Tante Inaya juga mengklarifikasi bahwa alasan dia meminta Ibu agar jangan menaruh Burung Hantu di teras rumah, karena halaman utama rumah harus bersih. Secara Feng Shui, halaman rumah yang bersih bukan sekedar tanda kerapian, tapi syarat agar energi baik bisa masuk---termasuk rezeki---dan petaka tersingkir dari ambang pintu. Secara nurani, Tante Inaya tidak tega lihat binatang peliharaan ditaruh di luar rumah; karena kalau malam mereka bisa kedinginan, kalau siang bisa kepanasan, kalau hujan bisa kehujanan. Tante Inaya sama sekali tidak melarang mereka memelihara Burung Hantu. Tante Inaya lantas meminta maaf karena tidak menjelaskan secara detail waktu itu. Dia tahu Ibu benci dan takut dengan Burung Hantu, jadi dia tidak mau memberi kesan yang berseberangan dengannya.
Penjelasan Tante Inaya membuat Ibu tersambar petir di siang bolong. Keraguan, ketakutan, dan kemarahan berkelindan dalam dirinya, sehingga menciptakan perasaan yang sulit diucapkan.

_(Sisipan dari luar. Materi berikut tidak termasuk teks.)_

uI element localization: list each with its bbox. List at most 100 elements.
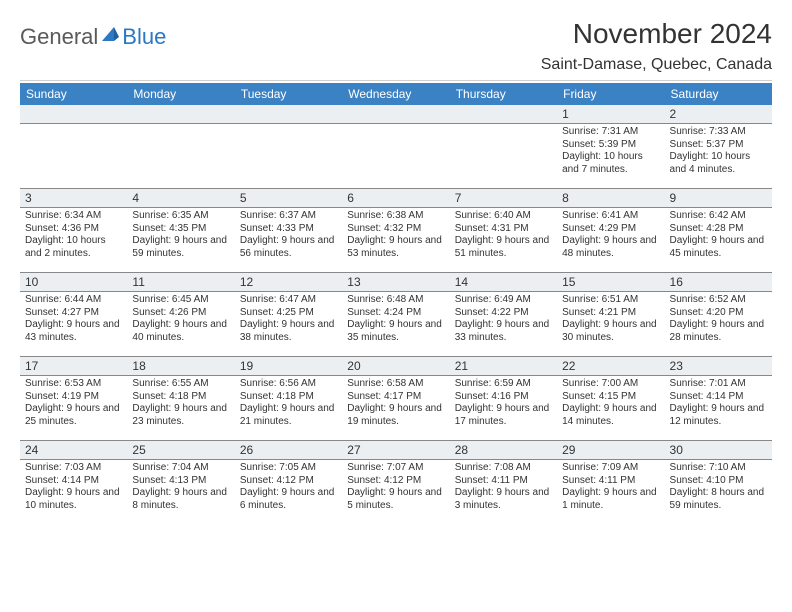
day-number: 17 [20,357,127,375]
day-number-cell: 9 [665,189,772,208]
day-data: Sunrise: 7:31 AMSunset: 5:39 PMDaylight:… [557,124,664,188]
sunset-text: Sunset: 4:10 PM [670,475,767,488]
day-number: 13 [342,273,449,291]
sunrise-text: Sunrise: 7:09 AM [562,462,659,475]
logo-sail-icon [100,25,120,50]
sunrise-text: Sunrise: 6:37 AM [240,210,337,223]
daylight-text: Daylight: 9 hours and 51 minutes. [455,235,552,260]
day-data-cell: Sunrise: 7:31 AMSunset: 5:39 PMDaylight:… [557,124,664,189]
sunset-text: Sunset: 4:31 PM [455,223,552,236]
day-number-cell: 22 [557,357,664,376]
day-number: 14 [450,273,557,291]
day-data-cell: Sunrise: 6:55 AMSunset: 4:18 PMDaylight:… [127,376,234,441]
sunset-text: Sunset: 4:12 PM [240,475,337,488]
sunrise-text: Sunrise: 6:44 AM [25,294,122,307]
day-number-cell: 21 [450,357,557,376]
day-number: 15 [557,273,664,291]
sunrise-text: Sunrise: 7:05 AM [240,462,337,475]
weekday-header: Sunday [20,83,127,105]
day-data-cell: Sunrise: 6:45 AMSunset: 4:26 PMDaylight:… [127,292,234,357]
sunset-text: Sunset: 4:26 PM [132,307,229,320]
day-data-cell: Sunrise: 7:08 AMSunset: 4:11 PMDaylight:… [450,460,557,525]
header: General Blue November 2024 Saint-Damase,… [20,18,772,74]
day-data: Sunrise: 7:05 AMSunset: 4:12 PMDaylight:… [235,460,342,524]
day-number-cell: 20 [342,357,449,376]
day-number [20,105,127,123]
daylight-text: Daylight: 9 hours and 45 minutes. [670,235,767,260]
day-data: Sunrise: 7:10 AMSunset: 4:10 PMDaylight:… [665,460,772,524]
day-number-cell [342,105,449,124]
sunset-text: Sunset: 4:12 PM [347,475,444,488]
day-number-cell: 18 [127,357,234,376]
divider [20,80,772,81]
day-data [127,124,234,188]
day-data-cell: Sunrise: 6:52 AMSunset: 4:20 PMDaylight:… [665,292,772,357]
daylight-text: Daylight: 9 hours and 6 minutes. [240,487,337,512]
day-number-cell [127,105,234,124]
day-number [235,105,342,123]
sunset-text: Sunset: 4:14 PM [670,391,767,404]
day-number: 10 [20,273,127,291]
day-data: Sunrise: 6:34 AMSunset: 4:36 PMDaylight:… [20,208,127,272]
sunrise-text: Sunrise: 6:56 AM [240,378,337,391]
day-number: 4 [127,189,234,207]
day-data [342,124,449,188]
sunrise-text: Sunrise: 6:35 AM [132,210,229,223]
day-number: 19 [235,357,342,375]
day-number: 5 [235,189,342,207]
logo-text-general: General [20,24,98,50]
sunset-text: Sunset: 4:16 PM [455,391,552,404]
title-block: November 2024 Saint-Damase, Quebec, Cana… [541,18,772,74]
daylight-text: Daylight: 9 hours and 35 minutes. [347,319,444,344]
daylight-text: Daylight: 10 hours and 7 minutes. [562,151,659,176]
day-number: 12 [235,273,342,291]
day-data-cell [342,124,449,189]
day-number-cell: 27 [342,441,449,460]
day-data-cell: Sunrise: 6:35 AMSunset: 4:35 PMDaylight:… [127,208,234,273]
sunset-text: Sunset: 4:14 PM [25,475,122,488]
day-data-cell: Sunrise: 7:33 AMSunset: 5:37 PMDaylight:… [665,124,772,189]
day-number-cell: 29 [557,441,664,460]
day-number-cell: 6 [342,189,449,208]
day-data-cell: Sunrise: 6:34 AMSunset: 4:36 PMDaylight:… [20,208,127,273]
day-data-cell: Sunrise: 7:04 AMSunset: 4:13 PMDaylight:… [127,460,234,525]
day-data: Sunrise: 7:33 AMSunset: 5:37 PMDaylight:… [665,124,772,188]
day-data-cell: Sunrise: 7:09 AMSunset: 4:11 PMDaylight:… [557,460,664,525]
day-data: Sunrise: 6:49 AMSunset: 4:22 PMDaylight:… [450,292,557,356]
daylight-text: Daylight: 9 hours and 53 minutes. [347,235,444,260]
day-number-cell: 5 [235,189,342,208]
day-number-cell: 3 [20,189,127,208]
day-number-cell: 17 [20,357,127,376]
sunset-text: Sunset: 4:20 PM [670,307,767,320]
sunset-text: Sunset: 4:15 PM [562,391,659,404]
day-data-cell: Sunrise: 6:53 AMSunset: 4:19 PMDaylight:… [20,376,127,441]
day-data-cell: Sunrise: 6:48 AMSunset: 4:24 PMDaylight:… [342,292,449,357]
day-data-cell: Sunrise: 6:51 AMSunset: 4:21 PMDaylight:… [557,292,664,357]
daylight-text: Daylight: 9 hours and 33 minutes. [455,319,552,344]
day-number-cell: 24 [20,441,127,460]
day-number-cell: 14 [450,273,557,292]
day-data-cell: Sunrise: 6:41 AMSunset: 4:29 PMDaylight:… [557,208,664,273]
daylight-text: Daylight: 9 hours and 23 minutes. [132,403,229,428]
day-number: 6 [342,189,449,207]
day-number-cell [20,105,127,124]
day-number: 29 [557,441,664,459]
day-data-cell: Sunrise: 7:07 AMSunset: 4:12 PMDaylight:… [342,460,449,525]
daylight-text: Daylight: 9 hours and 25 minutes. [25,403,122,428]
day-data-cell: Sunrise: 7:00 AMSunset: 4:15 PMDaylight:… [557,376,664,441]
daylight-text: Daylight: 9 hours and 19 minutes. [347,403,444,428]
sunset-text: Sunset: 4:33 PM [240,223,337,236]
weekday-header: Thursday [450,83,557,105]
day-number-cell: 28 [450,441,557,460]
day-number: 2 [665,105,772,123]
day-number-cell: 10 [20,273,127,292]
weekday-header: Friday [557,83,664,105]
sunset-text: Sunset: 4:18 PM [132,391,229,404]
sunset-text: Sunset: 4:21 PM [562,307,659,320]
day-data: Sunrise: 7:04 AMSunset: 4:13 PMDaylight:… [127,460,234,524]
day-data-cell [450,124,557,189]
month-title: November 2024 [541,18,772,50]
day-number: 9 [665,189,772,207]
day-number [342,105,449,123]
day-data: Sunrise: 7:08 AMSunset: 4:11 PMDaylight:… [450,460,557,524]
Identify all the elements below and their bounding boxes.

Lantas, di hari itu juga, Ibu dan Ricky segera mendiskusikan permasalahan tersebut. Kalakian mereka sepakat untuk mencari tahu kebenaran secara mendalam. Ibu akan berkonsultasi dengan keponakannya, Om Brady, yang paham metafisika Cina. Sedangkan Ricky berencana ingin konsultasi dengan Romo Matias---jika dia sudah pulang ziarah rekreasi di Yogyakarta-Jawa Tengah.
Â
****
Â
Keesokannya, Ibu menceritakan peristiwa yang dialaminya kepada Om Brady via telpon, dan reaksinya kaget sekaligus terheran-heran. Bagi Om Brady, Feng Shui lebih fokus pada keseimbangan tata letak dan dekorasi rumah; belum pernah ada ajaran yang sampai membuang barang secara membabi buta; apalagi pemahaman soal tiang penyangga yang memotong pintu secara vertikal bisa menyebabkan malapetaka, itu sesuatu yang baru dia dengar. Selain daripada itu, sebagai seorang Katolik, Om Brady semakin heran dan geli saat mendengar saran ritual kwee pang---Ibu diangkat anak oleh Bunda Maria, sedangkan Ricky diangkat anak oleh Tuhan Yesus---yang dianjurkan Frater Damianus. Om Brady belum pernah dengar ritual semacam itu, sehingga dia jadi penasaran dengan sosok Frater Damianus. Terlebih lagi, dia bukan seorang Tionghoa, tapi berbicara dan mengatur seolah paling memahami ilmu metafisika dan tradisi Tiongkok---namun semuanya terdengar aneh dan menyimpang. Alhasil, Om Brady ingin datang ke rumah mereka di hari Minggu---hari di mana Frater Damianus berjanji akan datang kembali untuk melangsungkan lanjutan ritual pembersihan dan penyucian Nenek, sekaligus menentukan hari baik ritual kwee pang untuk Ricky dan Ibu.